Given the ages of our kids, my wife and I can’t work and homeschool without remote learning being provided by schools. Now that’s off the table, we have no choice but to send them into the Covid swamp if we want to survive economically. We’ve tried to limit their screen time. We’ve tried to ensure they don’t gain too much weight. We’ve spent a small fortune on sending them to various sports camps over the summer.

Right now, I’m doing the mental equivalent of crossing my fingers and hoping for the best. Eighteen months into this pandemic, I’m burned out as a worker, as a parent, and as a functioning member of society. My concentration span is non-existent and my anxiety levels are through the roof.

In the early weeks and months of the pandemic, there was hope that a ‘new normal’ would emerge from this mess that would give workers stronger rights, reset our collective relationship with capitalism, and would help fix the climate emergency. I was optimistic about these back then; now, not so much.

Yesterday, I happened to revisit David Foster Wallace’s 2005 commencement speech. In it, he talks about one of the values of a liberal arts education being able to switch your attention from the self-centred universe we all inhabit towards providing some empathy for others:

But most days, if you’re aware enough to give yourself a choice, you can choose to look differently at this fat, dead-eyed, over-made-up lady who just screamed at her kid in the checkout line. Maybe she’s not usually like this. Maybe she’s been up three straight nights holding the hand of a husband who is dying of bone cancer. Or maybe this very lady is the low-wage clerk at the motor vehicle department, who just yesterday helped your spouse resolve a horrific, infuriating, red-tape problem through some small act of bureaucratic kindness. Of course, none of this is likely, but it’s also not impossible. It just depends what you want to consider.
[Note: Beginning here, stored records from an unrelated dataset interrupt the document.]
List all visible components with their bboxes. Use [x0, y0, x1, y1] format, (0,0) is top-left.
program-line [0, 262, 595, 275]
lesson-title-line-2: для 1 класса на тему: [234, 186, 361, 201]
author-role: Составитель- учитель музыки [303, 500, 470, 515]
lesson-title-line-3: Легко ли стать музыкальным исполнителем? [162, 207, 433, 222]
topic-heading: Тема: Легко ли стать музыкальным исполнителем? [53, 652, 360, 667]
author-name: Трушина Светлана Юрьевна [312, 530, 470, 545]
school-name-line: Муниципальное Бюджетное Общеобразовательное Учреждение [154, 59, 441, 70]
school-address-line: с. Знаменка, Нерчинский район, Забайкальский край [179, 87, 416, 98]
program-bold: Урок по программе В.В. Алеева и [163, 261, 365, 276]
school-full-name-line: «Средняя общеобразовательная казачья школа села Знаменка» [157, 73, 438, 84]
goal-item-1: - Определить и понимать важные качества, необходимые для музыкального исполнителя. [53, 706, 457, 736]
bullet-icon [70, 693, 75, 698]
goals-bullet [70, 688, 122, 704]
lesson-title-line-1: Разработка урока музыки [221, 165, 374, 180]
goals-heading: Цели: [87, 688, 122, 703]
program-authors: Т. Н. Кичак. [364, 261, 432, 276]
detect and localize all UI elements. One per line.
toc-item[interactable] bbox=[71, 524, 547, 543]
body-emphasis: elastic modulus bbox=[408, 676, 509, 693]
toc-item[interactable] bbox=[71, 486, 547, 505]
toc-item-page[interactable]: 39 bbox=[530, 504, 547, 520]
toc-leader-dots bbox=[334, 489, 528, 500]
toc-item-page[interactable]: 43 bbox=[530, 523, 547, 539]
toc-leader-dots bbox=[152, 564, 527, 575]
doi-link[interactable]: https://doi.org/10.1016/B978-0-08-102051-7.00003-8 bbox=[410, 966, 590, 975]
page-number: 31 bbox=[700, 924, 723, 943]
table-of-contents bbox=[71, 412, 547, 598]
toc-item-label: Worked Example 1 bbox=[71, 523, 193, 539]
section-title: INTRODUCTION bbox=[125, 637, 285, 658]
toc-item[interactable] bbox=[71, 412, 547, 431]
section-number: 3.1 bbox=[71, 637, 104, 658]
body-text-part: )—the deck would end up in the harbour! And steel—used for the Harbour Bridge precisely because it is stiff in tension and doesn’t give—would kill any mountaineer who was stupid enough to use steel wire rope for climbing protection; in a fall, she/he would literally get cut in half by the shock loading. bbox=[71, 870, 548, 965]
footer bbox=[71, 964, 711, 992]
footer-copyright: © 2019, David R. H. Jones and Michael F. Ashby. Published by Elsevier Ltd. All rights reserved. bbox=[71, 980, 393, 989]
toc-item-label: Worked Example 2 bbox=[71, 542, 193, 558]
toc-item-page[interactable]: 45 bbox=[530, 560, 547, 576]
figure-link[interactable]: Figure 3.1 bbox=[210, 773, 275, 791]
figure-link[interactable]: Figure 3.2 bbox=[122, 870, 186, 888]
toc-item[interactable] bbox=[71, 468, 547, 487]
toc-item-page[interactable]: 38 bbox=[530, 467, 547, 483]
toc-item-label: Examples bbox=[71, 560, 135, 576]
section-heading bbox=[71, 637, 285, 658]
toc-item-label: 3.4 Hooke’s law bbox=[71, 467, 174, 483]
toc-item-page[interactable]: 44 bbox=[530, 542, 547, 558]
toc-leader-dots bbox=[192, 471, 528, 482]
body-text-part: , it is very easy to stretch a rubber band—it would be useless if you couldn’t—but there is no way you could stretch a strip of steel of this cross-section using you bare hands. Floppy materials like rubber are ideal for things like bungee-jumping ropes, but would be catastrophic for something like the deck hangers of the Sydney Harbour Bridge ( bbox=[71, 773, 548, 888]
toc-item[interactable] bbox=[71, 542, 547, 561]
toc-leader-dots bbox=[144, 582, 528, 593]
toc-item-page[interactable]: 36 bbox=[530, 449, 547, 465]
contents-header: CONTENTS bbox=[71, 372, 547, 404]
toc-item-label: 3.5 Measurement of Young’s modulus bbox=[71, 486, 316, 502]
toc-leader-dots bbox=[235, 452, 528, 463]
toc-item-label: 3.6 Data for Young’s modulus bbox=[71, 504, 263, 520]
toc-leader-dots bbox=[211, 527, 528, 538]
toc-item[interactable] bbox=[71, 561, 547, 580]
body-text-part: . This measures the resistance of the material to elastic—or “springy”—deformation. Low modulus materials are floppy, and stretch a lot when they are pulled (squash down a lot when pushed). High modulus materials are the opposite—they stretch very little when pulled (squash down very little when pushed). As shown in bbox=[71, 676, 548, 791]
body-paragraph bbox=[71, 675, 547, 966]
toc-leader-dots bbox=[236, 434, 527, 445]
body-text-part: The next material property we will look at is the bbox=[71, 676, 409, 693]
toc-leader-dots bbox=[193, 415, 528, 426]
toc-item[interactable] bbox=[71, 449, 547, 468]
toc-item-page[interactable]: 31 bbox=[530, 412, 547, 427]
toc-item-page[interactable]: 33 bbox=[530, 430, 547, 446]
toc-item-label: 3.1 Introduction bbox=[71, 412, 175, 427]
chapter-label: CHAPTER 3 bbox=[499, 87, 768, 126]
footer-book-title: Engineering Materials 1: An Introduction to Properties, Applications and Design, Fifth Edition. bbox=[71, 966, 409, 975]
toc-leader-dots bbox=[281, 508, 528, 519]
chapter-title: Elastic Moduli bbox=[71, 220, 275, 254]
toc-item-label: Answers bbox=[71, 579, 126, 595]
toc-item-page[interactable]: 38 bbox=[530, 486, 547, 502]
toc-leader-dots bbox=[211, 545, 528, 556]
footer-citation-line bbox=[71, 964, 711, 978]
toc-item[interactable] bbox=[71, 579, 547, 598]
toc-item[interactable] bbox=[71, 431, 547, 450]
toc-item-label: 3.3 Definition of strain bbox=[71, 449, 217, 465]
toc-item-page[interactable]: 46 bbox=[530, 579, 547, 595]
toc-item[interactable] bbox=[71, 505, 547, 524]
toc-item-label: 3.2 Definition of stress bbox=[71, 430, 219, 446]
If you’re automatically sure that you know what reality is, and you are operating on your default setting, then you, like me, probably won’t consider possibilities that aren’t annoying and miserable. But if you really learn how to pay attention, then you will know there are other options. It will actually be within your power to experience a crowded, hot, slow, consumer-hell type situation as not only meaningful, but sacred, on fire with the same force that made the stars: love, fellowship, the mystical oneness of all things deep down.

What he describes is a Stoic ideal to which I aspire but feel I can no longer attain. The words on the page which I agree with in my head I find it harder and harder to feel in my heart.

I can see an empathy gap widening in our society: one which lets in demagogues who exploit our mushy pandemic mental states to promise a better world. This world will be one filled with borders, security, and a strict hierarchy. And we’ll accept it, just so someone else can be vigilant on our behalf.